Slightly angered by this artistic injustice, we moved on to the Open Eye Gallery across the road. This was showcasing work of the Japanese photographer Kohei Yoshiyuki, whose erotic and sexually-based works of the early 70's caused quite a reaction when shown to the public. The main focus of the exhibition was another darkened room, where you were given a torch before entering. Around the walls are photos of Tokyo parks and the sexual activities that happen in them. Many of them are of male voyeurs peeping through bushes to try and glimpse the action that is happening. Disturbing, but weirdly fascinating, as you are viewing these from the point of the voyeur; your torch becomes their torch, your gaze becomes their gaze...

It's interesting to compare his work to that of Moriyama, whose work is currently exhibited alongside William Klein's at the Tate Modern.

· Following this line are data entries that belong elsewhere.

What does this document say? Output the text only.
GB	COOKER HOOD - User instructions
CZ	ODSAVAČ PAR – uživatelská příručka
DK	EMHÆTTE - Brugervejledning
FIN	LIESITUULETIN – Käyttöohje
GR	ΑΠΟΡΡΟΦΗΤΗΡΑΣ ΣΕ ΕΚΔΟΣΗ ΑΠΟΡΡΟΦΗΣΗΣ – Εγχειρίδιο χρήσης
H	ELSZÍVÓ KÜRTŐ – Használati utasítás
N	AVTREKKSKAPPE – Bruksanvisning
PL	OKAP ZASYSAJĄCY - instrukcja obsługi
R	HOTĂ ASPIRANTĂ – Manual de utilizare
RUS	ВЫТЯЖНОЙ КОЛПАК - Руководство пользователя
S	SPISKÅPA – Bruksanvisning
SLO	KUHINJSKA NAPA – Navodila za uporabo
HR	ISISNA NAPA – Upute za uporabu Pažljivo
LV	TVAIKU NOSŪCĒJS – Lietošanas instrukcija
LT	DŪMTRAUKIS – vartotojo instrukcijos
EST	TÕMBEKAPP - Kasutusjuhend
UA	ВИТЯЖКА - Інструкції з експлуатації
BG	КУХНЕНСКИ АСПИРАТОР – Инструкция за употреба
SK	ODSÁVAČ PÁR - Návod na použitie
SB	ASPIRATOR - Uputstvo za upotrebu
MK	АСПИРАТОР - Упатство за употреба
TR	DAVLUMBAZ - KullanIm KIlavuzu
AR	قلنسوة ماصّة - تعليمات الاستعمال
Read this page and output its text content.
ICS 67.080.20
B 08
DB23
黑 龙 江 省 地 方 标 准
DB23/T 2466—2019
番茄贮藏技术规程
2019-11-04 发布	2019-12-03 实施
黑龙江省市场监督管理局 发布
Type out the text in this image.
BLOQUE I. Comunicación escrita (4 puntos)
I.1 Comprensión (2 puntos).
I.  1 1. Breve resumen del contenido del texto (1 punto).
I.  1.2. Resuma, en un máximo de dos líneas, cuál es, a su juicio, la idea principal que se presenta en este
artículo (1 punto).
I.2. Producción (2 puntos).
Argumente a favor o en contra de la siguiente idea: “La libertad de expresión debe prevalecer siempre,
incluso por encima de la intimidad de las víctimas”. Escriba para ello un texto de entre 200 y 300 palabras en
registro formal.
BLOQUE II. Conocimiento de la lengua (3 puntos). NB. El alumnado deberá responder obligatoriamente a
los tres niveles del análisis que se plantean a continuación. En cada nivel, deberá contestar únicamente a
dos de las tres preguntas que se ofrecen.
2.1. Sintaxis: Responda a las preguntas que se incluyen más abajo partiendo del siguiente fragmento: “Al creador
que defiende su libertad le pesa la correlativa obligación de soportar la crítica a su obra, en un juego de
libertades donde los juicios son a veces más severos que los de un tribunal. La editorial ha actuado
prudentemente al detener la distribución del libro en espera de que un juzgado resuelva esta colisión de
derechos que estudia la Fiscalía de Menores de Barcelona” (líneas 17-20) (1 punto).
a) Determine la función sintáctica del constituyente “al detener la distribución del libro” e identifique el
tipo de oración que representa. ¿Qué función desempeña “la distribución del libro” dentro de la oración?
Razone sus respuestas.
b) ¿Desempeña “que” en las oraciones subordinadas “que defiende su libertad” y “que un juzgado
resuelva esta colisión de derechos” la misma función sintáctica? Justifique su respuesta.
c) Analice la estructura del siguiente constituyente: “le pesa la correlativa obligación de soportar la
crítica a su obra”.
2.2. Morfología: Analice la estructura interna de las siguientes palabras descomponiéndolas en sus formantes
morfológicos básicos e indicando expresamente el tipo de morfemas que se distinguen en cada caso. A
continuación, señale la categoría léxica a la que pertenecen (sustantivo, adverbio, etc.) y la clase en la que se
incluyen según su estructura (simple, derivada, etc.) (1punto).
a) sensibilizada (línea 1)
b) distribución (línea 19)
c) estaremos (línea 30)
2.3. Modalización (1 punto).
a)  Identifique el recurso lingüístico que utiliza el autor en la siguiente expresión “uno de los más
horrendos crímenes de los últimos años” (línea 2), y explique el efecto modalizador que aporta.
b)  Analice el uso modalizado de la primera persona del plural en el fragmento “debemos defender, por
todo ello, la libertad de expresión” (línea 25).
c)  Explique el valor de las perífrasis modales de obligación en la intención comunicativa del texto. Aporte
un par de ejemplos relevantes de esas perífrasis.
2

Lastly we visited Bluecoats Art Centre - apparently the oldest surviving building in central Liverpool. The building looked quite magical in the evening - the courtyard's trees were lit up beautifully by fairy lights, and it definitely has put me more in the mood for Christmas! We were here to see the much-acclaimed John Akomfrah film The Unfinished Conversation, which documents the life and experience of Jamaican-born, Oxford-educated Stuart Hall, who went on to be one of the main advocates of the black movement in Britain in the 1960's. It was a beautiful documentary, really thoughtfully filmed, and sparked many discussions on race as an issue in today's society amongst our group. Read The Telegraph's write up of it here.
Fairy Lights at Liverpool Bluecoats
A-Ha! A Tardis!
And so ended our trip to Liverpool. We have vowed to return, if only to visit the Beatles Museum and take silly pictures of the Penny Lane sign.